Moved this week and started to breakdown the tank. Noticed eggs on rock, so I put the rock in a large bowl with air stone. Had to put the parents in my friends tank till I got theirs set back up. This is my Jacks first brood.Looks like there is anywhere from 700-1000 eggs. I thought they only laid 300-500 but anyway. The eggs are hatching just fine, seems like some are dying after hatching. Trying to remove fuzzy dead eggs, but some still remain. I would like to give them the best chance to live as I possibly can, so any advice? I also have some brine cysts, but should I start to hatch them now? I haven’t ever had much success with keeping brine alive more than 2-3 days after hatching.
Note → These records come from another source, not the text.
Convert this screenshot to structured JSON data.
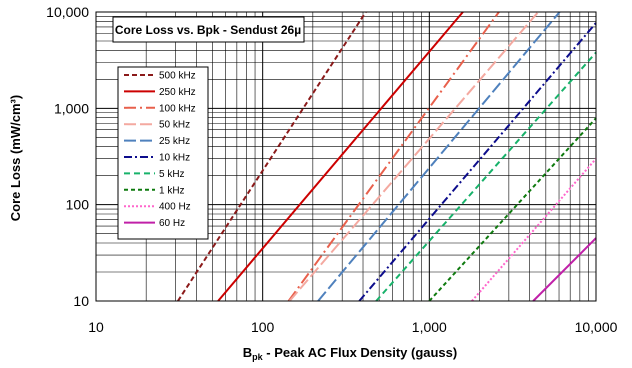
{
  "chart_data": {
    "type": "line",
    "title": "Core Loss vs. Bpk - Sendust  26µ",
    "xlabel_main": "B",
    "xlabel_sub": "pk",
    "xlabel_rest": " - Peak AC Flux Density (gauss)",
    "ylabel": "Core Loss (mW/cm³)",
    "xscale": "log",
    "yscale": "log",
    "xlim": [
      10,
      10000
    ],
    "ylim": [
      10,
      10000
    ],
    "grid": true,
    "legend_position": "left",
    "x_ticks": [
      10,
      100,
      1000,
      10000
    ],
    "x_tick_labels": [
      "10",
      "100",
      "1,000",
      "10,000"
    ],
    "y_ticks": [
      10,
      100,
      1000,
      10000
    ],
    "y_tick_labels": [
      "10",
      "100",
      "1,000",
      "10,000"
    ],
    "series": [
      {
        "name": "500 kHz",
        "color": "#8B1A1A",
        "dash": "5,3",
        "x": [
          31,
          416
        ],
        "y": [
          10,
          10000
        ]
      },
      {
        "name": "250 kHz",
        "color": "#CC0000",
        "dash": "",
        "x": [
          54,
          1590
        ],
        "y": [
          10,
          10000
        ]
      },
      {
        "name": "100 kHz",
        "color": "#E8604C",
        "dash": "12,4,2,4",
        "x": [
          143,
          2615
        ],
        "y": [
          10,
          10000
        ]
      },
      {
        "name": "50 kHz",
        "color": "#F4A9A0",
        "dash": "12,4",
        "x": [
          145,
          4500
        ],
        "y": [
          10,
          10000
        ]
      },
      {
        "name": "25 kHz",
        "color": "#4F81BD",
        "dash": "12,4",
        "x": [
          215,
          6050
        ],
        "y": [
          10,
          10000
        ]
      },
      {
        "name": "10 kHz",
        "color": "#0D0D8C",
        "dash": "8,3,2,3",
        "x": [
          380,
          10000
        ],
        "y": [
          10,
          7700
        ]
      },
      {
        "name": "5 kHz",
        "color": "#17B26A",
        "dash": "6,4",
        "x": [
          480,
          10000
        ],
        "y": [
          10,
          3800
        ]
      },
      {
        "name": "1 kHz",
        "color": "#0E7A0E",
        "dash": "4,3",
        "x": [
          1000,
          10000
        ],
        "y": [
          10,
          790
        ]
      },
      {
        "name": "400 Hz",
        "color": "#FF66CC",
        "dash": "2,2",
        "x": [
          1800,
          10000
        ],
        "y": [
          10,
          300
        ]
      },
      {
        "name": "60 Hz",
        "color": "#C020A8",
        "dash": "",
        "x": [
          4200,
          10000
        ],
        "y": [
          10,
          45
        ]
      }
    ]
  }
}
I didn’t have the option of leaving the eggs with the parents, so anything I can do to help the little buggers?
 
They or not full grown 6 an 4 inch . But it works and happy after fry they go back to the 29g
 
Mumma.of.two said:
I don't under stand why they are in the ten to begin with if you have two larger tanks...

Me either?!

Why are they not in the 29 gallon?? And even that isn't large enough. You said they are 6 inches and 4 inches right? Maybe I read wrong, I hope I did. I'm sorry I'm not trying to be rude but a 20"x10" tank is SO small for those poor fish. Imagine if you had to live in a small bathroom, with someone else, would you be happy?